Moses wouldn’t predict how long the restriction will end up lasting, but said that it will take time to get the virus under control, and cast doubt on the theory that the summer heat will end its spread.

He said: “One possibility is that the disease will wane by itself when the summer comes and seasons change. This happened with SARS in 2003, but this option is unlikely now because there are so many sick people [around the world].”

Moses believes it is more realistic that Israel will maintain strict isolation rules for people who may be carrying the virus until two full weeks pass without anyone becoming infected, at which point the crisis will be concluded. A third possibility, he said, is that the virus won’t be contained until a vaccine is available.

“This is not the flu,” he stressed. “The flu is a different disease, and a lot of the population has previous antibodies and is immune. We have been dealing with the flu for 100 years, so the population of the globe has immunity to the flu, even if it’s a different strain. Coronavirus is different and therefore the measures have to be more extreme.”

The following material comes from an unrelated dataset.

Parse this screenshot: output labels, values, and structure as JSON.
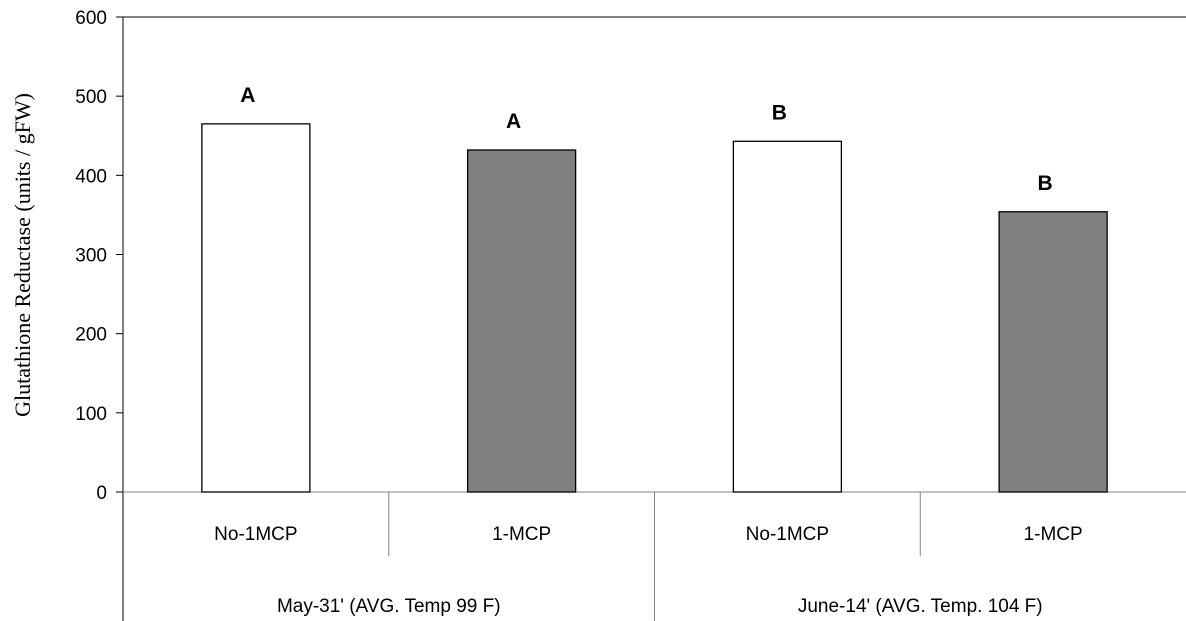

Immune system researcher Tomer Hertz thinks that coronavirus’s high death rate is the main factor that sets it apart from swine flu. “The main difference between swine flu and this is case mortality rate, which is calculated by the number of deaths compared to the number of infections,” he said.

According to his calculations around 0.1% of people with the flu, including swine flu, die as a result of catching it, but for the coronavirus estimates are upwards of 0.6% — and he predicts the figure will end up being around 1%. Some 10% of people suffering from coronavirus are hospitalized, which is a high percentage for an infectious disease, he said.

Middle East Respiratory Syndrome, also known as camel flu or MERS, and Severe Acute Respiratory Syndrome (SARS) are “more lethal but certainly not as infectious.”

Comparing coronavirus to flu and the other respiratory syndromes explains the government’s current hard line, said Hertz, who is head of microbiology, immunology and genetics at Ben-Gurion University of the Negev. If not controlled, coronavirus could paralyze Israel’s health system in a way that didn’t happen as a result of swine flu or any other health crisis, he warned.

“Even with 10% of the people with corona needing medical treatment, there might not be enough beds,” said Hertz. “Hospital wards in Israel right now are at about 80% capacity and there are not a lot of free beds.”

He cautioned that the fight against the coronavirus just got significantly harder, as officials announced on Sunday that they had found the virus in a man who had not been abroad or knowingly come into contact with any other infected person, the first such case in Israel since the outbreak.

“Once you have community spread it’s very difficult to know where the virus is,” said Hertz.

“It’s the first sign of community spread, which is the next phase, during which we don’t have a tally of quarantine and we don’t know who is where. Very quickly you may be in a situation where you have many undocumented cases walking around and infecting others.”